Discussion (continued)
The final objective of this survey was to determine which impediments states viewed as the most limiting for prescribed fire use. The nine impediment categories developed in the first survey were used to determine the “number one” and “top three” impediments on national and regional scales. Weather, capacity, and air quality/smoke management were the issues of highest national importance, and accounted for 72% of the responses. Weather had the highest number of responses, with four in ten states ranking it as the number one issue.
Top Impediment Limiting Prescribed Fire Use National Ranking
Figure 22. Comparison of the national top impediment between survey years.

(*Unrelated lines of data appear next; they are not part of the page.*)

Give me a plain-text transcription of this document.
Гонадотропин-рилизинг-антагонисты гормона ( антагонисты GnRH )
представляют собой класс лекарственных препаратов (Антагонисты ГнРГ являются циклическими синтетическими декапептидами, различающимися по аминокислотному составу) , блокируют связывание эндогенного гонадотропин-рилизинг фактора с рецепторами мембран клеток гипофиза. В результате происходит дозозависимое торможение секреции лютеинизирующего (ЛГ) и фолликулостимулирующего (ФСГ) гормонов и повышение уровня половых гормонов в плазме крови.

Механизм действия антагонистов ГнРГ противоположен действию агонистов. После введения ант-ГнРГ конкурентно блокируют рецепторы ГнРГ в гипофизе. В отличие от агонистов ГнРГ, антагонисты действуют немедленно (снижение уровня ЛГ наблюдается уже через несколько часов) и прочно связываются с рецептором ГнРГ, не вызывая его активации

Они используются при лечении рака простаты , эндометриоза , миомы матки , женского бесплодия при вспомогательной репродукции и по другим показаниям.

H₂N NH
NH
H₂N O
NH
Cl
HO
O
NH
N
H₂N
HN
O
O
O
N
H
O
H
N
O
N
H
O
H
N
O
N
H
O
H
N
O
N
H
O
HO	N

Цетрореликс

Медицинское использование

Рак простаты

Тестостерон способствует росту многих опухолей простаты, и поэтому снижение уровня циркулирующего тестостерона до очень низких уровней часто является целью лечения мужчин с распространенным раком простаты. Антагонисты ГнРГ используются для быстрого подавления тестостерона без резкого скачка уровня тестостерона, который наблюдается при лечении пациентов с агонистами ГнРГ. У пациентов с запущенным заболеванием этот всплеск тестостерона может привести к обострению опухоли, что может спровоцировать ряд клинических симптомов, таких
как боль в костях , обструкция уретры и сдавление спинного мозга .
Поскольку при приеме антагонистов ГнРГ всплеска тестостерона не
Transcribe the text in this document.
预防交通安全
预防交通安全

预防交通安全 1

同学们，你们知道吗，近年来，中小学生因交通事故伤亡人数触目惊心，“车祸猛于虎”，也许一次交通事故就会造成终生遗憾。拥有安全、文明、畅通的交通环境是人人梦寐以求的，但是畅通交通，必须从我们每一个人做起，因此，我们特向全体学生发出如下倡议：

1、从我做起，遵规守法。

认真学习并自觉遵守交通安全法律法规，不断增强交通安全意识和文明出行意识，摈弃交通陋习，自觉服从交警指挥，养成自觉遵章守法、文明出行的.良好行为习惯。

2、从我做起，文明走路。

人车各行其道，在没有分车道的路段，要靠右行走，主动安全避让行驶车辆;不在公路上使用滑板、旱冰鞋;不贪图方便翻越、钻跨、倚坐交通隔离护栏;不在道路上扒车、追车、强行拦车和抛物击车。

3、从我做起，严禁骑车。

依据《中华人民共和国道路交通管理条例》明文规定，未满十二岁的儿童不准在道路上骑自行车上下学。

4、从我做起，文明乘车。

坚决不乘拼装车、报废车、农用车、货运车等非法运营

A comparison of survey years reveals a prominent shift and priority realignment from low priority, WUI, public perception, resources, and capacity to weather concerns. This comparison clearly identifies the key national concerns and where immediate action is needed.
At a regional scale, weather and capacity exceeded the national percentage in the Northeast, while liability/ insurance, permitting/legal, and WUI ranked lower. The Southeast reported air quality/smoke management and liability/insurance both higher when compared to national responses, and surprisingly WUI/population growth was nearly twice the national percentage — an issue typically associated with the West. The category permitting/ legal was more than double the national average for the West, and capacity was significantly lower than the national average. The western responses most closely mirrored the national percentages of the three regions.
As the results of this survey illustrate, prescribed fire use in the U.S. is complex and dynamic. For this reason, it is important that the national survey be repeated over time, to account for current use and identify emerging trends related to prescribed fire activity. Despite numerous challenges, there has never been more support (or a greater need) for prescribed fire throughout the U.S.